Ferner erklärt StR Dr. Fiechtner, die Vermittlung von gesundheitsförderlichen Verhaltensweisen und deren praktischer Umsetzung im Alltag sei seiner Ansicht nach Aufgabe von Medizinern und würde die ehrenamtlichen Gesundheitslotsen, die mitunter medizinfremd seien, überfordern. Darauf entgegnet Herr Ohm, er betrachte Gesundheitsförderung als eine gesamtgesellschaftliche Aufgabe, bei der nicht nur die Ärzteschaft, sondern auch die Verwaltung, Vereine, gesellschaftliche Organisationen und Institutionen mitwirken müssten.
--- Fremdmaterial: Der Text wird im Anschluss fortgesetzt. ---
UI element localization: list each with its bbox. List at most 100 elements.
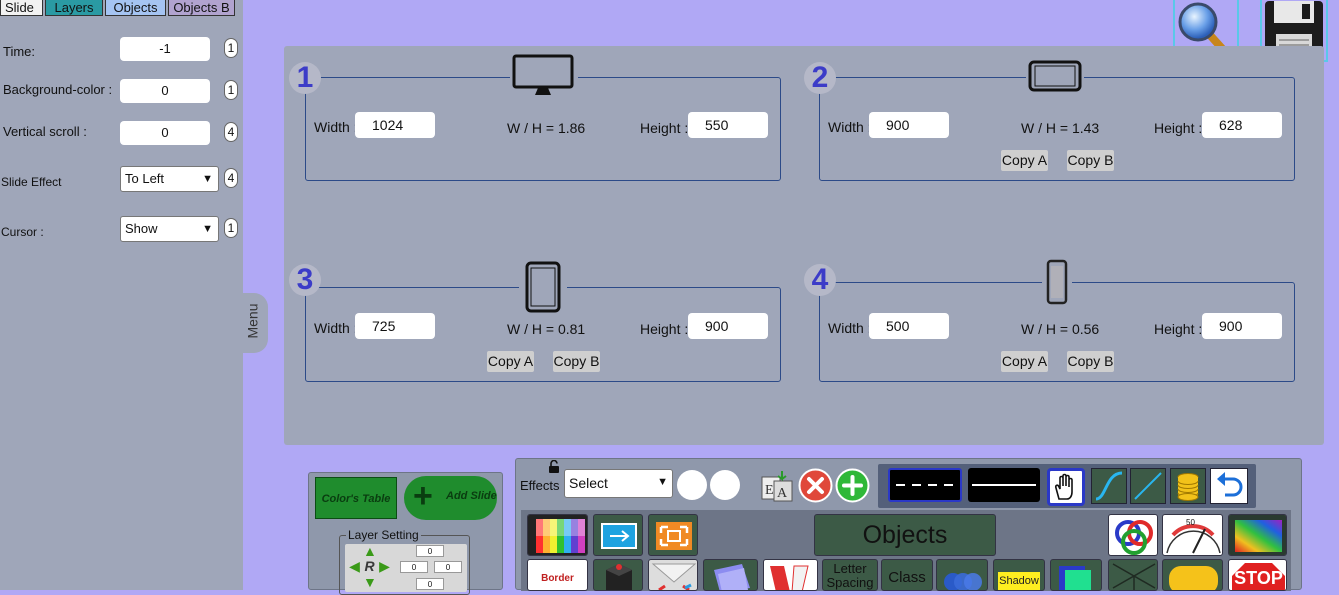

Anschließend bedankt sich Herr Ohm für die überwiegend positiven Äußerungen der Ratsmitglieder zum geplanten Projekt. Er betont noch einmal, dass man ein "lebendiges" Projekt anstrebe und eng mit den verschiedenen Vereinen, Organisationen und den Ehrenamtlichen kooperieren wolle, um das Konzept weiterzuentwickeln. Aus den Erfahrungen der Gesundheitslotsen erhoffe man sich ein besseres Verständnis über das Leben der Migrantinnen und Migranten und ihre speziellen Bedürfnisse in Bezug auf Gesundheit und Gesundheitsförderung zu erlangen. Herr Ohm erklärt weiter, dass die Projektplaner zahlreiche Schnittstellen auch zu anderen Projekten im Jugendhilfebereich oder im sozialen Bereich vermuten.

Danach stellt BM Wölfle fest:

Der Sozial- und Gesundheitsausschuss stimmt dem Beschlussantrag bei 1 Gegenstimme mehrheitlich zu.